Microsoft is finishing 2025 by issuing only 57 patches for Windows and other products for December Patch Tuesday, but one vulnerability is already being exploited as a zero day and needs to be addressed fast.
It’s an escalation of privilege vulnerability in Windows Cloud Files Mini Filter Driver (CVE-2025-62221), described as a use-after-free problem in which a program tries to use a block of memory that has already been returned to system control. The attack complexity is low. The worst case scenario is that a threat actor could leverage it to escalate access privileges.
“Elevation of privilege bugs turn a foothold into a full breach,” Satnam Narang, senior staff research engineer at Tenable, said in an email, “as attackers often use them to conduct post-compromise activity after they have gained initial access through other means, such as social engineering or exploitation of another flaw.
“Windows Cloud Files Mini Filter Driver is an attractive target because it is a file system driver that enables cloud applications to access file system functionalities,” he added.
Jack Bicer, director of vulnerability research at Action1, said patching this vulnerability is “the most urgent concern” because it is actively being exploited by any attacker who can get any level of local access.
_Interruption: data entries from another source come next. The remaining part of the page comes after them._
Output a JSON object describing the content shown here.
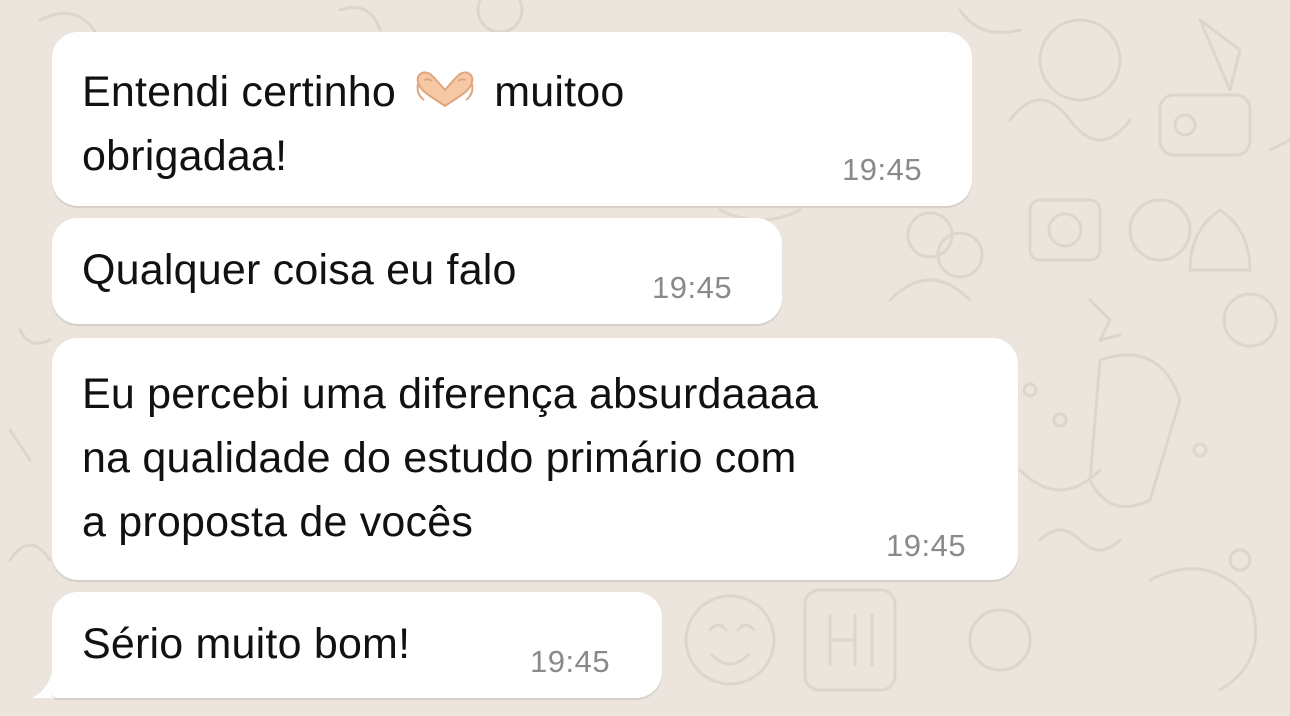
{
  "chat": {
    "messages": [
      {
        "line1_before": "Entendi certinho ",
        "emoji": "heart-hands-emoji",
        "line1_after": " muitoo",
        "line2": "obrigadaa!",
        "time": "19:45"
      },
      {
        "text": "Qualquer coisa eu falo",
        "time": "19:45"
      },
      {
        "text": "Eu percebi uma diferença absurdaaaa\nna qualidade do estudo primário com\na proposta de vocês",
        "time": "19:45"
      },
      {
        "text": "Sério muito bom!",
        "time": "19:45"
      }
    ]
  },
  "colors": {
    "wallpaper": "#ece5dd",
    "bubble": "#ffffff",
    "time": "#8a8a8a"
  }
}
“Active exploitation means real incidents are already occurring,” he pointed out. “This vulnerability is likely to be combined with phishing, browser-based attacks, malicious documents, or other initial footholds to achieve full system takeover. The attack potential includes disabling security tooling, accessing sensitive information, moving laterally across the organization’s network, and establishing persistent high-privilege access. Because the impacted driver is widely deployed across enterprise environments, the exposure is broad and the potential operational consequences significant.”
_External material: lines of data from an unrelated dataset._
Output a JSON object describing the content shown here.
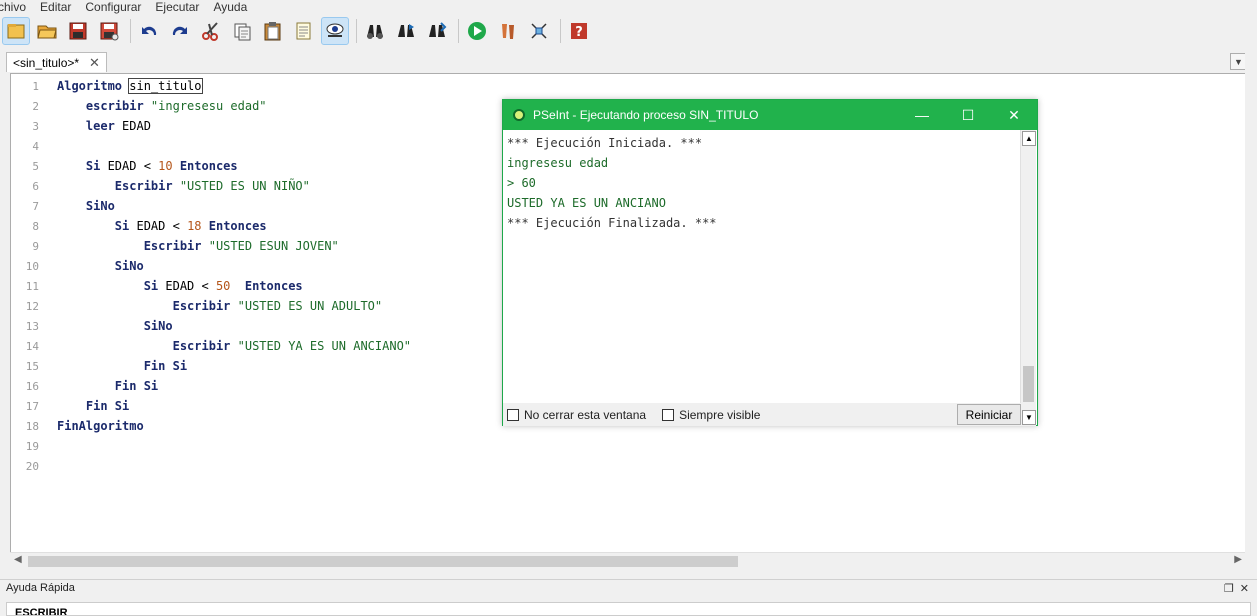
{
  "menu": [
    "rchivo",
    "Editar",
    "Configurar",
    "Ejecutar",
    "Ayuda"
  ],
  "toolbar_icons": [
    "open-folder-icon",
    "save-icon",
    "save-as-icon",
    "undo-icon",
    "redo-icon",
    "cut-icon",
    "copy-icon",
    "paste-icon",
    "edit-list-icon",
    "find-eye-icon",
    "binoculars-icon",
    "find-next-icon",
    "replace-icon",
    "run-icon",
    "step-icon",
    "flowchart-icon",
    "help-icon"
  ],
  "tab": {
    "label": "<sin_titulo>*",
    "close": "✕"
  },
  "editor": {
    "line_numbers": [
      "1",
      "2",
      "3",
      "4",
      "5",
      "6",
      "7",
      "8",
      "9",
      "10",
      "11",
      "12",
      "13",
      "14",
      "15",
      "16",
      "17",
      "18",
      "19",
      "20"
    ],
    "lines": [
      [
        {
          "t": "Algoritmo ",
          "c": "kw"
        },
        {
          "t": "sin_titulo",
          "c": "id sel"
        }
      ],
      [
        {
          "t": "    escribir ",
          "c": "kw"
        },
        {
          "t": "\"ingresesu edad\"",
          "c": "str"
        }
      ],
      [
        {
          "t": "    leer ",
          "c": "kw"
        },
        {
          "t": "EDAD",
          "c": "id"
        }
      ],
      [],
      [
        {
          "t": "    Si ",
          "c": "kw"
        },
        {
          "t": "EDAD < ",
          "c": "id"
        },
        {
          "t": "10",
          "c": "num"
        },
        {
          "t": " Entonces",
          "c": "kw"
        }
      ],
      [
        {
          "t": "        Escribir ",
          "c": "kw"
        },
        {
          "t": "\"USTED ES UN NIÑO\"",
          "c": "str"
        }
      ],
      [
        {
          "t": "    SiNo",
          "c": "kw"
        }
      ],
      [
        {
          "t": "        Si ",
          "c": "kw"
        },
        {
          "t": "EDAD < ",
          "c": "id"
        },
        {
          "t": "18",
          "c": "num"
        },
        {
          "t": " Entonces",
          "c": "kw"
        }
      ],
      [
        {
          "t": "            Escribir ",
          "c": "kw"
        },
        {
          "t": "\"USTED ESUN JOVEN\"",
          "c": "str"
        }
      ],
      [
        {
          "t": "        SiNo",
          "c": "kw"
        }
      ],
      [
        {
          "t": "            Si ",
          "c": "kw"
        },
        {
          "t": "EDAD < ",
          "c": "id"
        },
        {
          "t": "50",
          "c": "num"
        },
        {
          "t": "  Entonces",
          "c": "kw"
        }
      ],
      [
        {
          "t": "                Escribir ",
          "c": "kw"
        },
        {
          "t": "\"USTED ES UN ADULTO\"",
          "c": "str"
        }
      ],
      [
        {
          "t": "            SiNo",
          "c": "kw"
        }
      ],
      [
        {
          "t": "                Escribir ",
          "c": "kw"
        },
        {
          "t": "\"USTED YA ES UN ANCIANO\"",
          "c": "str"
        }
      ],
      [
        {
          "t": "            Fin Si",
          "c": "kw"
        }
      ],
      [
        {
          "t": "        Fin Si",
          "c": "kw"
        }
      ],
      [
        {
          "t": "    Fin Si",
          "c": "kw"
        }
      ],
      [
        {
          "t": "FinAlgoritmo",
          "c": "kw"
        }
      ],
      [],
      []
    ]
  },
  "quick_help": {
    "title": "Ayuda Rápida",
    "body": "ESCRIBIR"
  },
  "run_window": {
    "title": "PSeInt - Ejecutando proceso SIN_TITULO",
    "output": [
      {
        "text": "*** Ejecución Iniciada. ***",
        "style": "n"
      },
      {
        "text": "ingresesu edad",
        "style": "g"
      },
      {
        "text": "> 60",
        "style": "g"
      },
      {
        "text": "USTED YA ES UN ANCIANO",
        "style": "g"
      },
      {
        "text": "*** Ejecución Finalizada. ***",
        "style": "n"
      }
    ],
    "keep_open_label": "No cerrar esta ventana",
    "always_visible_label": "Siempre visible",
    "restart_label": "Reiniciar"
  },
  "colors": {
    "window_titlebar": "#21b24c",
    "keyword": "#1b2a6b",
    "string": "#1d6b2a",
    "number": "#b5561a"
  }
}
IT executives should ensure operational teams allocate resources to accelerated patching, enforce least-privilege access controls, and strengthen monitoring for anomalous activity across systems that cannot be patched immediately, he stressed. “A focused, time-bound remediation plan, beginning with actively exploited and RCE vulnerabilities, will provide the greatest reduction in organizational risk and the strongest defense against potential widespread compromise,” he said.
Unfortunately, said Kevin Breen, senior director of cyber threat research at Immersive, Microsoft has not provided any details on how this exploit is being abused or provided any indicators of compromise, making it harder for defenders to start proactive threat hunting.
Holes in Exchange Server
Michael Walters, president of Action1, drew attention to two vulnerabilities in Microsoft Exchange Server:
CVE-2025-64666, an escalation of privilege (EoP) hole allowed by improper input validation;
CVE-2025-64667, which allows a threat actor to spoof over a network.
While rated Important and assessed as exploitation Less/Unlikely, Walters notes that these flaws affect core messaging and identity surfaces, and can become critical when chained, such as by spoofing enabling phishing, or EoP facilitating mailbox theft.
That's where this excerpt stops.